刘宗宽面不改色,随口答道:“计划正在修改,随后下发。”几句话就把对方堵了回去。

11月,二野主力犹如神兵天降,直接从这片空白防线杀进川东。重庆外围的口子瞬间被撕裂。

蒋介石大惊失色,急令调集八百辆汽车,去川北把胡宗南的部队拉回来救驾。

密令刚出作战室,刘宗宽转手就把情报递给了地下党。国军的汽车轮子还在半路上转,解放军的急行军已经抢先扑到了重庆城下。
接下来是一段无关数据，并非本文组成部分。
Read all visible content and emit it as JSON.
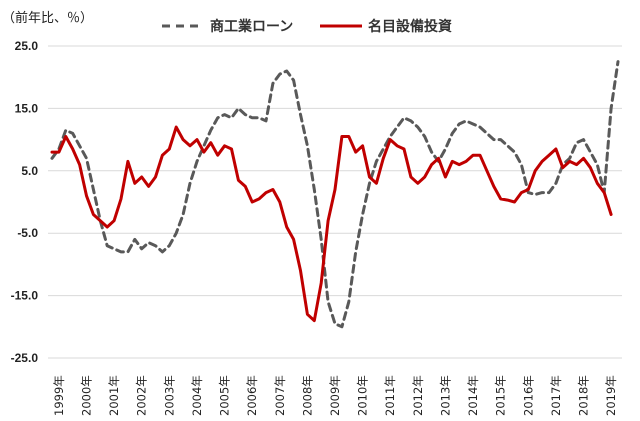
{
  "chart_data": {
    "type": "line",
    "unit_label": "（前年比、％）",
    "ylim": [
      -25,
      25
    ],
    "yticks": [
      "25.0",
      "15.0",
      "5.0",
      "-5.0",
      "-15.0",
      "-25.0"
    ],
    "ytick_values": [
      25,
      15,
      5,
      -5,
      -15,
      -25
    ],
    "grid": "horizontal",
    "legend_position": "top",
    "xticks": [
      "1999年",
      "2000年",
      "2001年",
      "2002年",
      "2003年",
      "2004年",
      "2005年",
      "2006年",
      "2007年",
      "2008年",
      "2009年",
      "2010年",
      "2011年",
      "2012年",
      "2013年",
      "2014年",
      "2015年",
      "2016年",
      "2017年",
      "2018年",
      "2019年"
    ],
    "x_start_year": 1999,
    "series": [
      {
        "name": "商工業ローン",
        "color": "#595959",
        "style": "dashed",
        "values": [
          7,
          8.5,
          11.5,
          11,
          9,
          7,
          2,
          -3,
          -7,
          -7.5,
          -8,
          -8,
          -6,
          -7.5,
          -6.5,
          -7,
          -8,
          -7,
          -5,
          -2,
          3,
          6.5,
          9,
          11.5,
          13.5,
          14,
          13.5,
          15,
          14,
          13.5,
          13.5,
          13,
          19,
          20.5,
          21,
          19.5,
          14,
          9,
          2,
          -6,
          -16,
          -19.5,
          -20,
          -16,
          -8,
          -2,
          3,
          6.5,
          8.5,
          10.5,
          12,
          13.5,
          13,
          12,
          10.5,
          8,
          6.5,
          8.5,
          11,
          12.5,
          13,
          12.5,
          12,
          11,
          10,
          10,
          9,
          8,
          6,
          1.5,
          1.2,
          1.5,
          1.5,
          3,
          6,
          7,
          9.5,
          10,
          8,
          6,
          1.5,
          15,
          22.5
        ]
      },
      {
        "name": "名目設備投資",
        "color": "#c00000",
        "style": "solid",
        "values": [
          8,
          8,
          10.5,
          8.5,
          6,
          1,
          -2,
          -3,
          -4,
          -3,
          0.5,
          6.5,
          3,
          4,
          2.5,
          4,
          7.5,
          8.5,
          12,
          10,
          9,
          10,
          8,
          9.5,
          7.5,
          9,
          8.5,
          3.5,
          2.5,
          0,
          0.5,
          1.5,
          2,
          0,
          -4,
          -6,
          -11,
          -18,
          -19,
          -13,
          -3,
          2,
          10.5,
          10.5,
          8,
          9,
          4,
          3,
          7,
          10,
          9,
          8.5,
          4,
          3,
          4,
          6,
          7,
          4,
          6.5,
          6,
          6.5,
          7.5,
          7.5,
          5,
          2.5,
          0.5,
          0.3,
          0,
          1.5,
          2,
          5,
          6.5,
          7.5,
          8.5,
          5.5,
          6.5,
          6,
          7,
          5.5,
          3,
          1.5,
          -2
        ]
      }
    ]
  }
}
大势已去。国民党高层争相挤上专机逃命。有人在舷梯旁催刘宗宽快走。

他摆摆手说:“还有机要公务要交代,我坐下一班。”

人去楼空,他留在了重庆。他连一张纸都没烧。完整的重庆城防图纸、兵要地志,还有水厂电厂的档案,原封不动地交到了解放军手里。

这座百万人口的城市,最终免遭大规模战火洗劫。

重庆解放后,刘宗宽出任二野高级参议。可他后来的路并不平坦。

1956年,他调回四川工作。没过多久,历次运动接踵而至。

他因历史问题接受审查,被关押了五年半。直到十一届三中全会后,他才得以平反昭雪。

晚年他跌伤住院。在病榻上,他一次又一次写下入党申请书。这是他最大的心愿。

1992年,他病重在床。组织派重庆市委同志赶到医院,站在床前告诉他,入党申请已经批准。